Sebagai informasi Wagub Riza melarang skater menggunakan trotoar untuk menunjukan skill permainan mereka. Sebab, Pemprov sudah menyiapkan fasilitas agar digunakan sebagaimana mestinya.

“Kalau mengacu pada peraturan Undang-Undang yang ada kan fungsinya ada, trotoar fungsinya untuk pejalan kaki. Iya kan? Untuk skateboard kami sudah sediakan di banyak tempat. tempatnya itu ada di beberapa tempat, ada yang di Kalijodo, Dukuh Atas, kolong flyover Slipi, kolong flyover Pasar Rebo, di Senayan, di banyak tempat,” kata Wagub Riza kepada wartawan, Jumat, 5 Maret. 

Beda dengan Wagub Riza. Gubernur Anies justru memberikan ruang untuk para skater mengeksplorasi kemampuan di trotoar. Syaratnya mudah, tetap memperhatikan protokol kesehatan.

"Nikmati Jakarta, manfaatkan semua fasilitasnya, bangun perasaan pertemanan dan persaudaraan, Insyaallah Jakarta terasa jadi kota bagi semuanya," kata Anies usai bertemu dengan pemain skateboard Satria Vijie di Balai Kota DKI Jakarta, Kamis, 4 Maret lalu.

Tidak hanya skateboard, Gubernur Anies dan Wagub Riza juga beda soal vaksinasi di DKI. Anies tak ambil pusing soal vaksin karena sifatnya penawaran. Berangkat dari hal itu, warga DKI boleh menerima boleh juga tidak.

"Vaksin ini baru awal. Jadi, saat ini kita kan menawarkan. Kalau ditawarkan, kan diambil atau tidak. Jadi, kita pada fase ini fase mengundang dengan harapan ini bisa membantu untuk mencegah keterpaparan di tempat-tempat yang banyak interaksi orangnya," ujar Anies. 
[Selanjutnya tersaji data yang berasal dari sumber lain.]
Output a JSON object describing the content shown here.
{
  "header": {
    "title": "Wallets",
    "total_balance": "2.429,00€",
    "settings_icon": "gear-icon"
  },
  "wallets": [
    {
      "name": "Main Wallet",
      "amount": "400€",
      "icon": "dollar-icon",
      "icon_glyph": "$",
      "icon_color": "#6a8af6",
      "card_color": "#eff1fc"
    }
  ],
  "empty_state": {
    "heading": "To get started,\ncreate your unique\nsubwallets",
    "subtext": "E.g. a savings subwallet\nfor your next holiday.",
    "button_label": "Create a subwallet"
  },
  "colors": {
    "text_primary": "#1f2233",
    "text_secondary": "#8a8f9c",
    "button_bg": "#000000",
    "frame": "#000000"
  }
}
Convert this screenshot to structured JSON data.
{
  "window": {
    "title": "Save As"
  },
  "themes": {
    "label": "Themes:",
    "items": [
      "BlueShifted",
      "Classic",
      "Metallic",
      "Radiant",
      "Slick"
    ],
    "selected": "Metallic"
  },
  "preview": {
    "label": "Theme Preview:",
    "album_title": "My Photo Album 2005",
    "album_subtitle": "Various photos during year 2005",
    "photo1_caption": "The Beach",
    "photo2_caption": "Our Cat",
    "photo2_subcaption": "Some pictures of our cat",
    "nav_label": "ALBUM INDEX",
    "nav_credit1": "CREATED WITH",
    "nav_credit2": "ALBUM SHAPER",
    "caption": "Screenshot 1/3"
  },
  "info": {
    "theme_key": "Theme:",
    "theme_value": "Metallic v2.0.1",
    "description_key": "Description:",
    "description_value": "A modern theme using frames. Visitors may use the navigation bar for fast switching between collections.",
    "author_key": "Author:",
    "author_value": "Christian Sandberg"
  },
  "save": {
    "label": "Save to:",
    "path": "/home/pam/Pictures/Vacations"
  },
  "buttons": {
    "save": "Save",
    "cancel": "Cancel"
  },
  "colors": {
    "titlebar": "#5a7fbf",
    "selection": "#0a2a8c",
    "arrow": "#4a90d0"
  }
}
Sebaliknya, Wagub Riza jauh lebih tegas. Vaksinasi COVID-19 wajib bagi warga karena ada Perpres Nomor 14 Tahun 2021. Pada Pasal 13A ayat (4), masyarakat yang telah ditetapkan sebagai penerima vaksin namun tak ikut vaksinasi akan ditunda bantuan sosialnya.

Ditambah, DKI memiliki Peraturan Daerah Nomor 2 Tahun 2020 mengenai penanggulangan COVID-19. Pada Pasal 30, dinyatakan bahwa setiap orang yang dengan sengaja menolak untuk dilakukan pengobatan dan/atau vaksinasi COVID-19, dipidana dengan pidana denda paling banyak sebesar Rp5.000.000.

"Kita kan negara hukum, Perda terkait pengendalian COVID-19 sudah mengatur bagi siapa saja warga Jakarta yg menolak divaksin, sejauh yang bersangkutan terdaftar, tentu mendapatkan sanksi denda Rp5 juta. Di sisi lain, Pak Presiden memberikan perhatian kepada mereka yang menolak vaksin, itu akan dicabut dukungan bansos dari pemerintah pusat," kata Riza kepada wartawan, Rabu, 17 Februari.